On a recent Internet radio show I discussed the potential business value of the Internet of Things (IoT) and my views about the accelerators and, the more critical, inhibitors to the evolution of this much advertized concept.
Wisdom of Things
The potential value of the IoT is not in the ability to connect and access remote devices via the Internet. It is in the information gathered and shared by a large number of connected devices in a meaningful fashion that provides a new business value, new business models. To borrow a phrase from social networking, in Wisdom of Crowds, connectedness (in this case among people) enables new value; think of the Internet of Things as facilitating the “Wisdom of Things.”
In his book The Wisdom of Crowds: Why the Many Are Smarter Than the Few and How Collective Wisdom Shapes Business, Economies, Societies and Nations, James Surowiecki argues that the aggregation of information in groups results in decisions that are often better than could have been achieved by any individual member of the group. Truth be told, I am not a big fan of the Wisdom of Crowds theory when it comes to people. But I do believe that the collective information stemming from multiple information producers: sensors, measurement devices, decision support systems and, yes, to some extent, people, can be aggregated to improve decision making and extract greater business value.
IoT narratives often talks about smart connected devices. Some devices, from factory robots to home thermostats are designed to have localized decision making capabilities, and could be considered smart. But many other devices are not much more than connected sensors, for example the Fitbit personal activity tracker or even the proverbial IoT refrigerator that notifies the homeowner to add milk and eggs to the grocery shopping list.

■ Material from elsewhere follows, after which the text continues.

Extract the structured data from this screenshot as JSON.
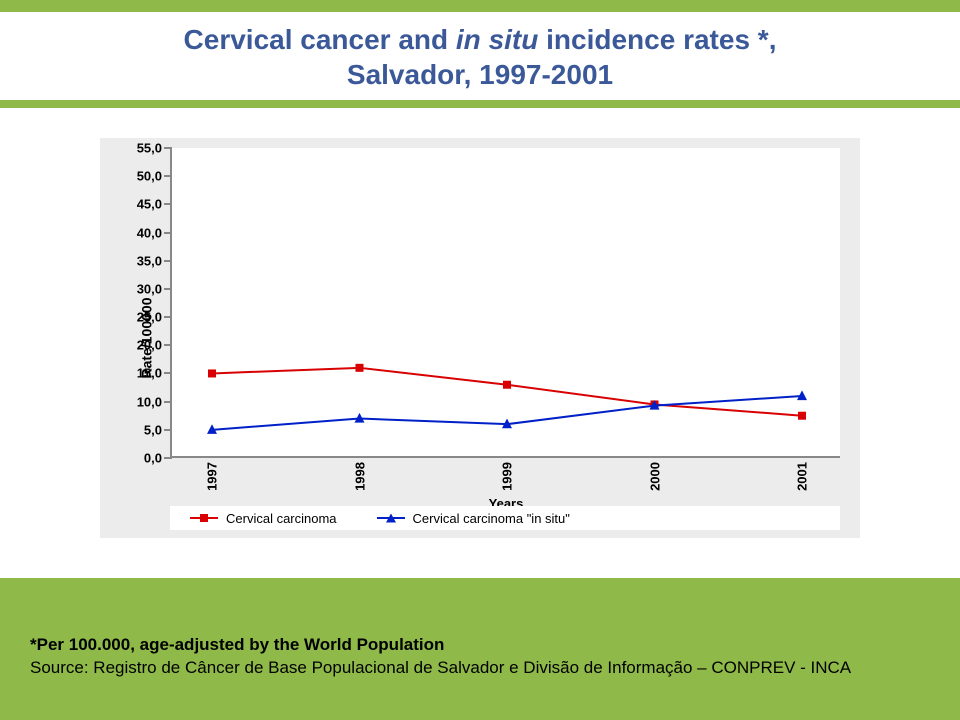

The true “smarts” of the IoT does not happen at the individual device level. It is a result of aggregating data from multiple heterogeneous devices, both “smart” and “dumb”, and is therefore available and discoverable at the edge of the network.
Conduit vs. Content
The concept of “Wisdom of Things” leads to another observation about the Internet of Things. The potential impact of the IoT is much less a function of how many things are connected and how, but rather it is in exploiting the information they share. In other words, new business models need to focus not on the IoT “pipes”, or the conduits, but rather on the content that flows through them.
Therefore, I do not consider remotely accessible devices in a manner that until recently we used to refer to as machine to machine (M2M) communication as being synonymous with the IoT. M2M applications have been shown to provide tangible and meaningful value, but they tend to focus on individual devices and narrow domains and not on the aggregation of heterogeneous information to gain deeper insight into more complex decision-making domains.
If we accept the notion that IoT business models are predicated on information aggregation, then we begin to better understand and address the barriers to maturing from M2M to IoT, to realize the business impact of the IoT.